Delivered them bound to the Pit and alive to the burning 

Whither they mirthfully hastened as jostling for honour— 

Nor since her birth has our Earth seen such worth loosed upon her. 

Nor was their agony brief, or once only imposed on them. 

The wounded, the war-spent, the sick received no exemption: 

Being cured they returned and endured and achieved our redemption, 

Hopeless themselves of relief, till Death, marveling, closed on them. 

That flesh we had nursed from the first in all cleanness was given 

To corruption unveiled and assailed by the malice of Heaven— 

By the heart-shaking jests of Decay where it lolled in the wires— 

To be blanched or gay-painted by fumes— to be cindered by fires— 

To be senselessly tossed and retossed in stale mutilation 

From crater to crater.

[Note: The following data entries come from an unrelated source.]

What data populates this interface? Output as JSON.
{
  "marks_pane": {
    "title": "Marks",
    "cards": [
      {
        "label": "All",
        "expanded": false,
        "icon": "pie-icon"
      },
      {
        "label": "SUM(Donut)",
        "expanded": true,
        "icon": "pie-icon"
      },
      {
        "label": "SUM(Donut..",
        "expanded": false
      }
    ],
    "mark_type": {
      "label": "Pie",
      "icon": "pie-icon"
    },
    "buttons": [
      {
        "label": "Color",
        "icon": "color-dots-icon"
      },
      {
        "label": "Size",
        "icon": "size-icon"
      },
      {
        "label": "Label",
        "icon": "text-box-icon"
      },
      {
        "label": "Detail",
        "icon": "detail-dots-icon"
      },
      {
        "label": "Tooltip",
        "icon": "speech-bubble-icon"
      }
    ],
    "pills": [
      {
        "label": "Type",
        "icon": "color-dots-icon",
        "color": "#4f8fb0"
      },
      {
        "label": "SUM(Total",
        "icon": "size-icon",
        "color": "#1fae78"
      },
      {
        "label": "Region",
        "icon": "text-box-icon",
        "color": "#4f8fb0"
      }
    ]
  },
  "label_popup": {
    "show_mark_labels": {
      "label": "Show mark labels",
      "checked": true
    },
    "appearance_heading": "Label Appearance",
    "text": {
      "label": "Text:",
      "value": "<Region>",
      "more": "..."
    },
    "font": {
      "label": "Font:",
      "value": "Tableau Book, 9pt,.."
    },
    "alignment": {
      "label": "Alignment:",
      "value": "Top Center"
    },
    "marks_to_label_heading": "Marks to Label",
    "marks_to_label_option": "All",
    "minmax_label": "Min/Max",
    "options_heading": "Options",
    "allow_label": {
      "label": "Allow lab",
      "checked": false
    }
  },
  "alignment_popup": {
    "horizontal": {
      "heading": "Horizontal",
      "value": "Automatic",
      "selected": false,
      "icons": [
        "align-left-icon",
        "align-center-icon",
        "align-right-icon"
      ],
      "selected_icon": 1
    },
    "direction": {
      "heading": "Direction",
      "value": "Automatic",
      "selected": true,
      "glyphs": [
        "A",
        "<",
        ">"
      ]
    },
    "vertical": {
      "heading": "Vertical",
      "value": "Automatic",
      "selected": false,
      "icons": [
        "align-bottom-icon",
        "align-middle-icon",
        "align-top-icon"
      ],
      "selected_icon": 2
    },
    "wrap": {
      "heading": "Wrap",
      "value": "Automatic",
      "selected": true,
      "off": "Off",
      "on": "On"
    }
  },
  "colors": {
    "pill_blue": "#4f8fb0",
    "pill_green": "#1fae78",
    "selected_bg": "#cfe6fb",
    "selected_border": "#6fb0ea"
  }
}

For that we shall take expiation. 

But who shall return us our children? 

Kipling's poignant poem My Boy Jack was in fact written following the death of 16 year old sailor Jack Cornwell, but it is also a poignant reminder of the loss of his own boy, Jack.

"HAVE you news of my boy Jack? "
Not this tide.
"When d'you think that he'll come back?"
Not with this wind blowing, and this tide.

"Has any one else had word of him?"
Not this tide.
For what is sunk will hardly swim,
Not with this wind blowing, and this tide.

"Oh, dear, what comfort can I find?"
None this tide,
Nor any tide,
Except he did not shame his kind---
Not even with that wind blowing, and that tide.

Then hold your head up all the more,
This tide,
And every tide;
Because he was the son you bore,
And gave to that wind blowing and that tide.